Now, though, rival airlines are also being dragged into its mire as lessors, unable to recover their aircraft, shut up shop to India.
“[We will] not finance any new aircraft to operate in India, regardless of the operator, because we cannot exercise our security over these planes,” said Carsten Gerlach, SVP aviation finance at German bank DVB, to the Financial Times.
Other lessors to Kingfisher – including ILFC, BOC Aviation and Awas – are also legally unable to recover their assets because Indian authorities refuse to de-register the grounded aircraft as they try to recover some of the money owed by Kingfisher – effectively by holding foreign-owned aircraft as ransom.

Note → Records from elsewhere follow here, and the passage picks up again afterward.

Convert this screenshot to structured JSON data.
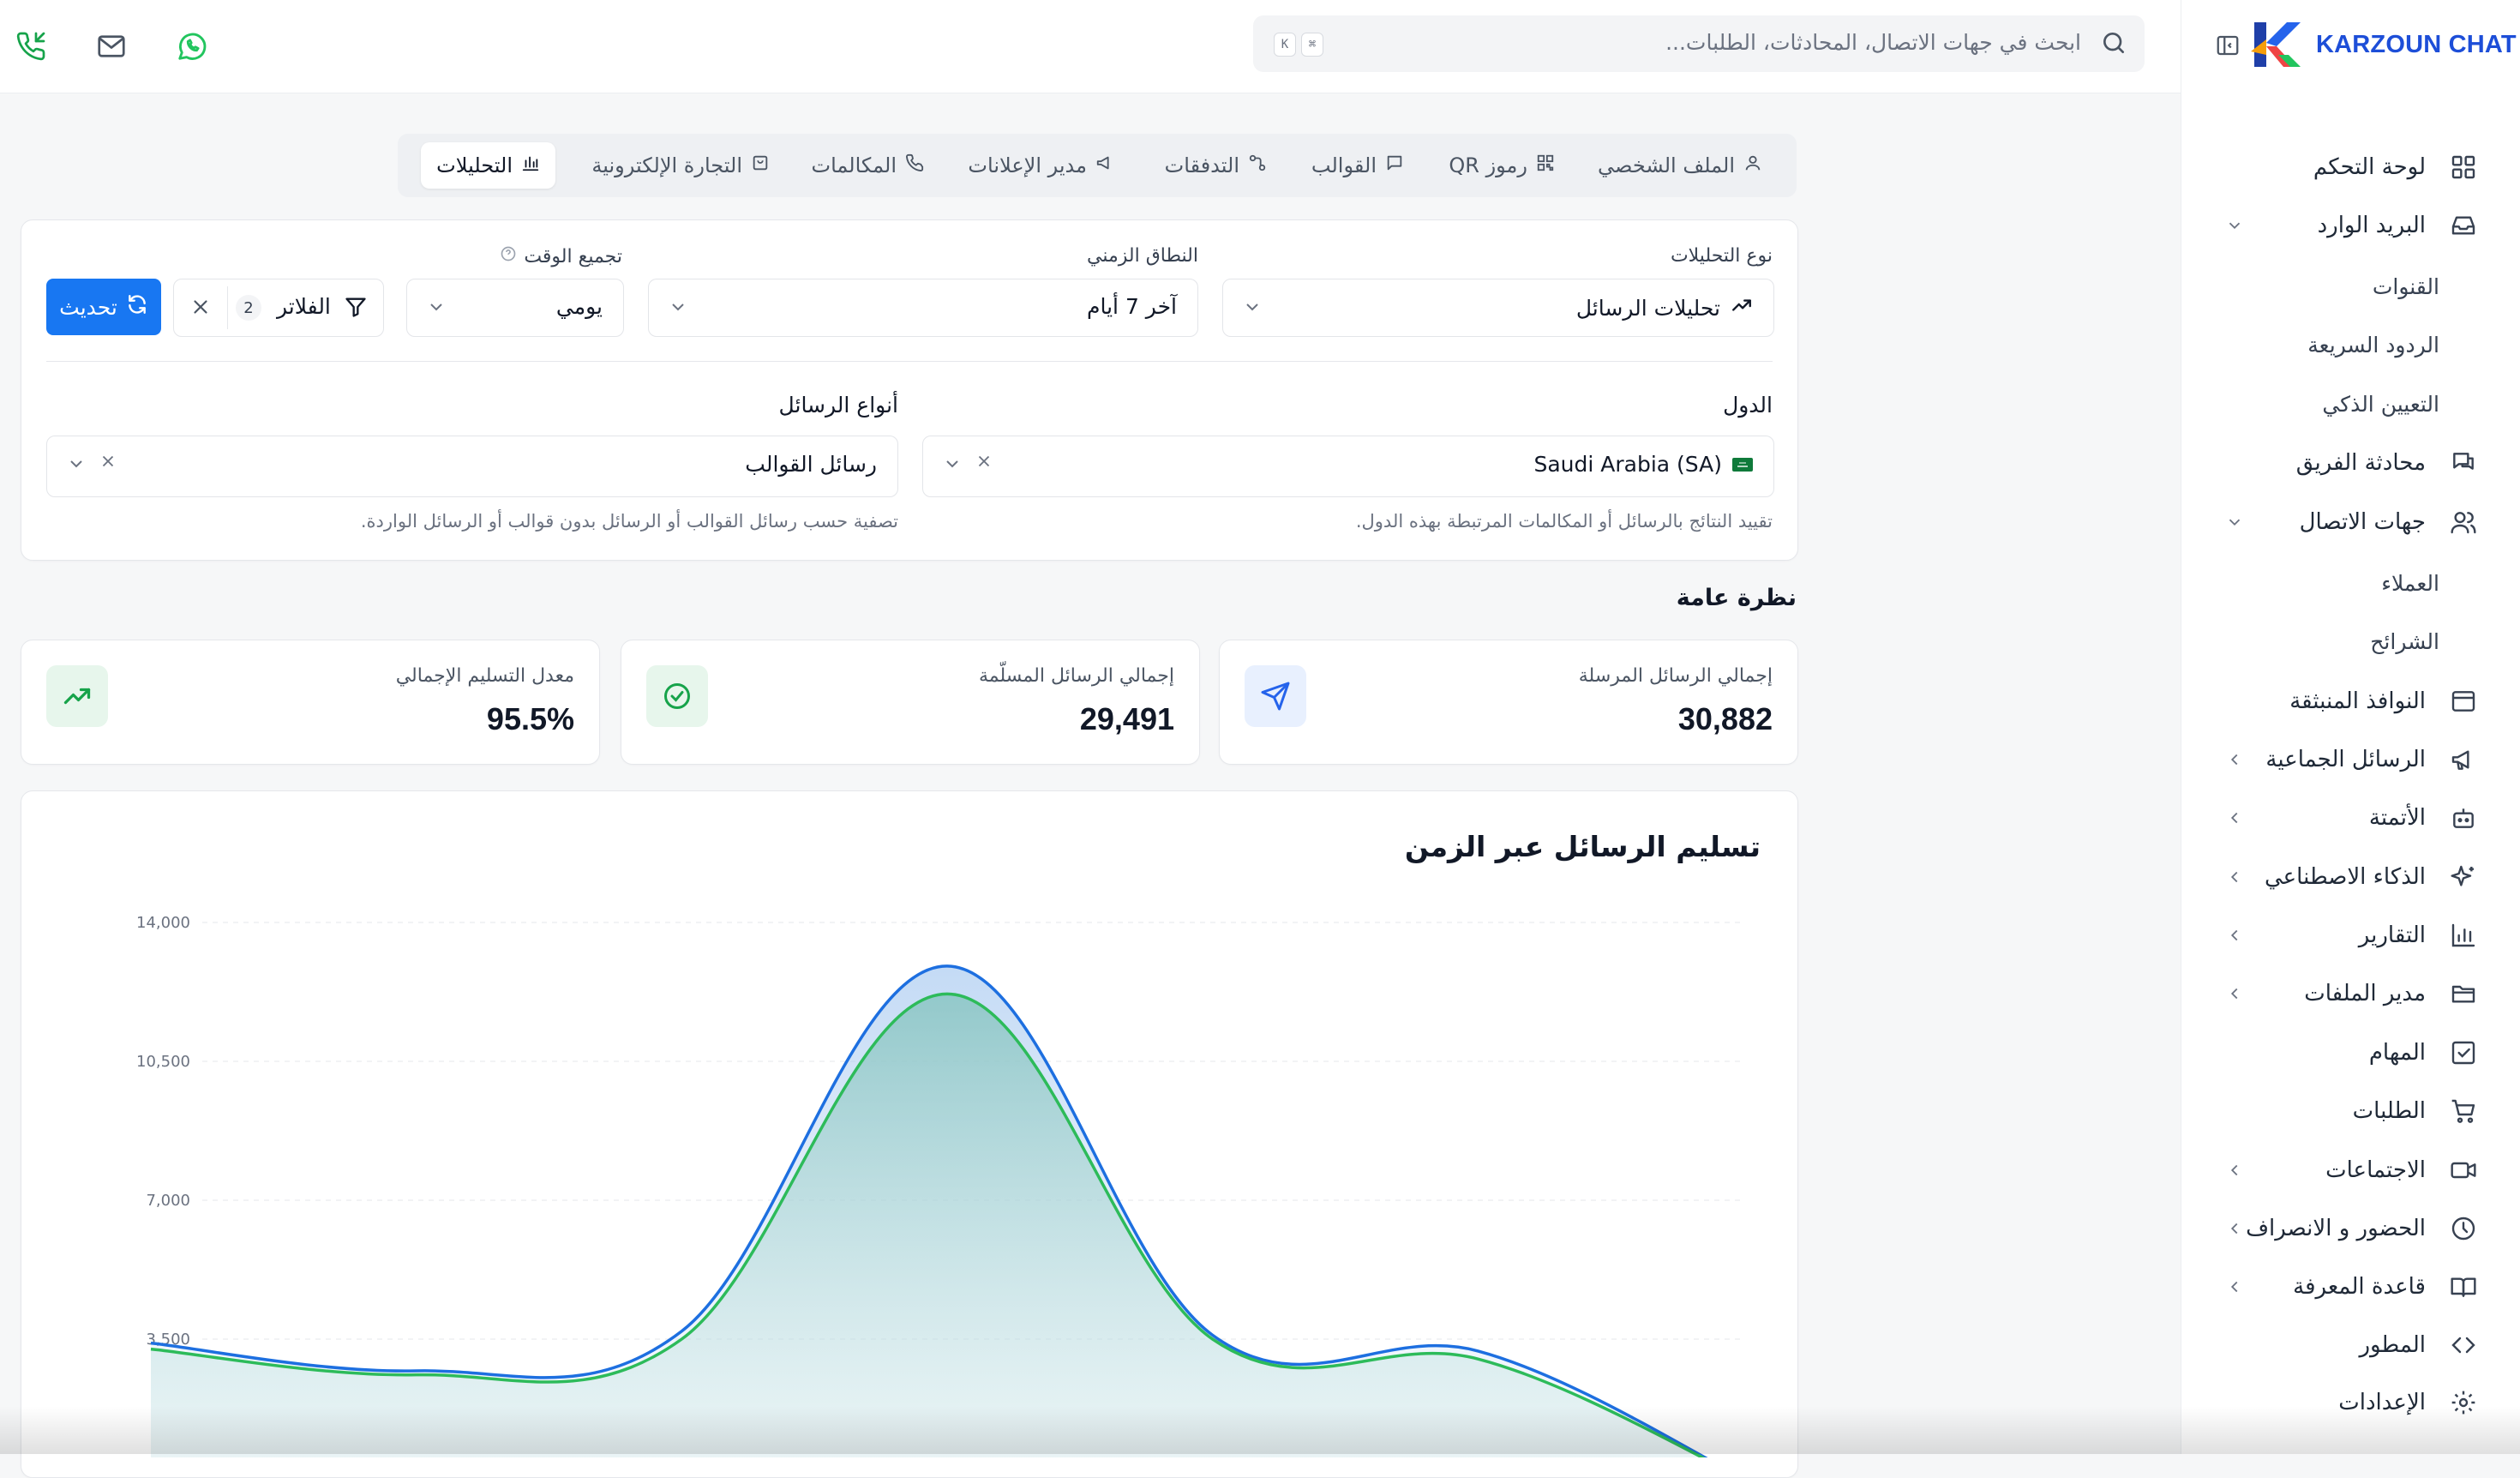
{
  "brand": {
    "name": "KARZOUN CHAT"
  },
  "search": {
    "placeholder": "ابحث في جهات الاتصال، المحادثات، الطلبات...",
    "kbd1": "K",
    "kbd2": "⌘"
  },
  "sidebar": {
    "items": [
      {
        "label": "لوحة التحكم",
        "icon": "dashboard-icon"
      },
      {
        "label": "البريد الوارد",
        "icon": "inbox-icon",
        "chevron": "down"
      },
      {
        "label": "محادثة الفريق",
        "icon": "team-chat-icon"
      },
      {
        "label": "جهات الاتصال",
        "icon": "contacts-icon",
        "chevron": "down"
      },
      {
        "label": "النوافذ المنبثقة",
        "icon": "popup-window-icon"
      },
      {
        "label": "الرسائل الجماعية",
        "icon": "megaphone-icon",
        "chevron": "left"
      },
      {
        "label": "الأتمتة",
        "icon": "bot-icon",
        "chevron": "left"
      },
      {
        "label": "الذكاء الاصطناعي",
        "icon": "sparkles-icon",
        "chevron": "left"
      },
      {
        "label": "التقارير",
        "icon": "bar-chart-icon",
        "chevron": "left"
      },
      {
        "label": "مدير الملفات",
        "icon": "folder-icon",
        "chevron": "left"
      },
      {
        "label": "المهام",
        "icon": "checkbox-icon"
      },
      {
        "label": "الطلبات",
        "icon": "cart-icon"
      },
      {
        "label": "الاجتماعات",
        "icon": "video-icon",
        "chevron": "left"
      },
      {
        "label": "الحضور و الانصراف",
        "icon": "clock-icon",
        "chevron": "left"
      },
      {
        "label": "قاعدة المعرفة",
        "icon": "book-icon",
        "chevron": "left"
      },
      {
        "label": "المطور",
        "icon": "code-icon"
      },
      {
        "label": "الإعدادات",
        "icon": "gear-icon"
      }
    ],
    "inbox_sub": [
      "القنوات",
      "الردود السريعة",
      "التعيين الذكي"
    ],
    "contacts_sub": [
      "العملاء",
      "الشرائح"
    ]
  },
  "tabs": [
    {
      "label": "الملف الشخصي",
      "icon": "user-icon"
    },
    {
      "label": "رموز QR",
      "icon": "qr-icon"
    },
    {
      "label": "القوالب",
      "icon": "message-square-icon"
    },
    {
      "label": "التدفقات",
      "icon": "flow-icon"
    },
    {
      "label": "مدير الإعلانات",
      "icon": "megaphone-icon"
    },
    {
      "label": "المكالمات",
      "icon": "phone-icon"
    },
    {
      "label": "التجارة الإلكترونية",
      "icon": "shopping-bag-icon"
    },
    {
      "label": "التحليلات",
      "icon": "analytics-icon",
      "active": true
    }
  ],
  "filters": {
    "analytics_type_label": "نوع التحليلات",
    "analytics_type_value": "تحليلات الرسائل",
    "range_label": "النطاق الزمني",
    "range_value": "آخر 7 أيام",
    "grouping_label": "تجميع الوقت",
    "grouping_value": "يومي",
    "filters_button": "الفلاتر",
    "filters_count": "2",
    "refresh_button": "تحديث",
    "countries_label": "الدول",
    "countries_value": "Saudi Arabia (SA)",
    "countries_hint": "تقييد النتائج بالرسائل أو المكالمات المرتبطة بهذه الدول.",
    "message_types_label": "أنواع الرسائل",
    "message_types_value": "رسائل القوالب",
    "message_types_hint": "تصفية حسب رسائل القوالب أو الرسائل بدون قوالب أو الرسائل الواردة."
  },
  "overview": {
    "title": "نظرة عامة",
    "stats": [
      {
        "title": "إجمالي الرسائل المرسلة",
        "value": "30,882",
        "icon": "send-icon",
        "color": "#2563eb"
      },
      {
        "title": "إجمالي الرسائل المسلّمة",
        "value": "29,491",
        "icon": "check-circle-icon",
        "color": "#16a34a"
      },
      {
        "title": "معدل التسليم الإجمالي",
        "value": "95.5%",
        "icon": "trending-up-icon",
        "color": "#16a34a"
      }
    ]
  },
  "chart_data": {
    "type": "area",
    "title": "تسليم الرسائل عبر الزمن",
    "x": [
      1,
      2,
      3,
      4,
      5,
      6,
      7
    ],
    "ylim": [
      0,
      14000
    ],
    "yticks": [
      "14,000",
      "10,500",
      "7,000",
      "3,500"
    ],
    "grid": true,
    "series": [
      {
        "values": [
          3400,
          2700,
          3700,
          12900,
          3600,
          3200,
          0
        ],
        "color": "#1d6fe0"
      },
      {
        "values": [
          3250,
          2600,
          3500,
          12200,
          3500,
          3000,
          0
        ],
        "color": "#2dbb5a"
      }
    ]
  },
  "colors": {
    "accent": "#1877f2",
    "sidebar_bg": "#ffffff",
    "page_bg": "#f6f7f8"
  }
}
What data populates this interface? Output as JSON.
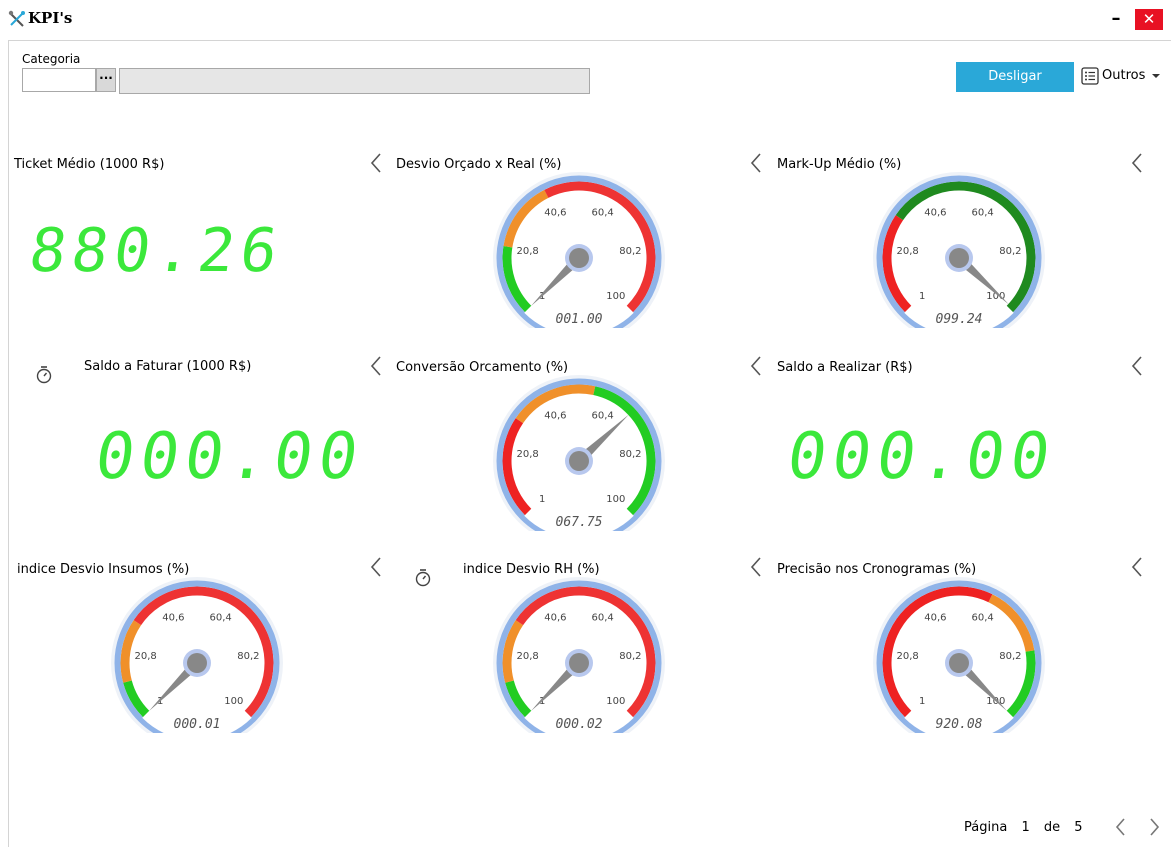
{
  "window": {
    "title": "KPI's",
    "minimize": "–",
    "close": "✕"
  },
  "filter": {
    "label": "Categoria",
    "lookup": "···"
  },
  "toolbar": {
    "desligar": "Desligar",
    "outros": "Outros"
  },
  "widgets": [
    {
      "title": "Ticket Médio (1000 R$)",
      "type": "display",
      "value": "880.26"
    },
    {
      "title": "Desvio Orçado x Real (%)",
      "type": "gauge",
      "value": 1,
      "readout": "001.00",
      "bands": [
        [
          "#22cc22",
          1,
          20.8
        ],
        [
          "#f0902a",
          20.8,
          40.6
        ],
        [
          "#ee3333",
          40.6,
          100
        ]
      ]
    },
    {
      "title": "Mark-Up Médio (%)",
      "type": "gauge",
      "value": 99.24,
      "readout": "099.24",
      "bands": [
        [
          "#ee2222",
          1,
          30
        ],
        [
          "#1f8a1f",
          30,
          100
        ]
      ]
    },
    {
      "title": "Saldo a Faturar (1000 R$)",
      "type": "display",
      "value": "000.00"
    },
    {
      "title": "Conversão Orcamento (%)",
      "type": "gauge",
      "value": 67.75,
      "readout": "067.75",
      "bands": [
        [
          "#ee2222",
          1,
          30
        ],
        [
          "#f0902a",
          30,
          55
        ],
        [
          "#22cc22",
          55,
          100
        ]
      ]
    },
    {
      "title": "Saldo a Realizar (R$)",
      "type": "display",
      "value": "000.00"
    },
    {
      "title": "indice Desvio Insumos (%)",
      "type": "gauge",
      "value": 1,
      "readout": "000.01",
      "bands": [
        [
          "#22cc22",
          1,
          12
        ],
        [
          "#f0902a",
          12,
          30
        ],
        [
          "#ee3333",
          30,
          100
        ]
      ]
    },
    {
      "title": "indice Desvio RH (%)",
      "type": "gauge",
      "value": 1,
      "readout": "000.02",
      "bands": [
        [
          "#22cc22",
          1,
          12
        ],
        [
          "#f0902a",
          12,
          30
        ],
        [
          "#ee3333",
          30,
          100
        ]
      ]
    },
    {
      "title": "Precisão nos Cronogramas (%)",
      "type": "gauge",
      "value": 100,
      "readout": "920.08",
      "bands": [
        [
          "#ee2222",
          1,
          60
        ],
        [
          "#f0902a",
          60,
          80
        ],
        [
          "#22cc22",
          80,
          100
        ]
      ]
    }
  ],
  "gauge_scale": {
    "min": 1,
    "max": 100,
    "ticks": [
      "1",
      "20,8",
      "40,6",
      "60,4",
      "80,2",
      "100"
    ]
  },
  "pagination": {
    "label": "Página",
    "current": "1",
    "of": "de",
    "total": "5"
  },
  "colors": {
    "accent": "#2aa8d8",
    "segment": "#3be83b",
    "close": "#e81123"
  },
  "icons": [
    "tools-icon",
    "list-icon",
    "chevron-left-icon",
    "timer-icon",
    "chevron-right-icon"
  ]
}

The impasse could be broken if Kingfisher consented to the de-registration of its fleet, but that won’t happen so long as chairman Vijay Mallya persists in viewing Kingfisher’s protracted three-year collapse as a mere blip on the road to eventual greatness*.
But if Indian authorities continue to exploit this delusion for their own ends, such as recovering roughly $50m owed to Airports Authority of India, they could do yet more harm to a sector already dogged by high fuel taxes, poorly run airlines and patchy infrastructure.
This is because any lessors that do still choose to take on Indian customers will inevitably charge a hefty premium to compensate for asset recovery risk, resulting in higher costs for airlines and inflated prices for passengers.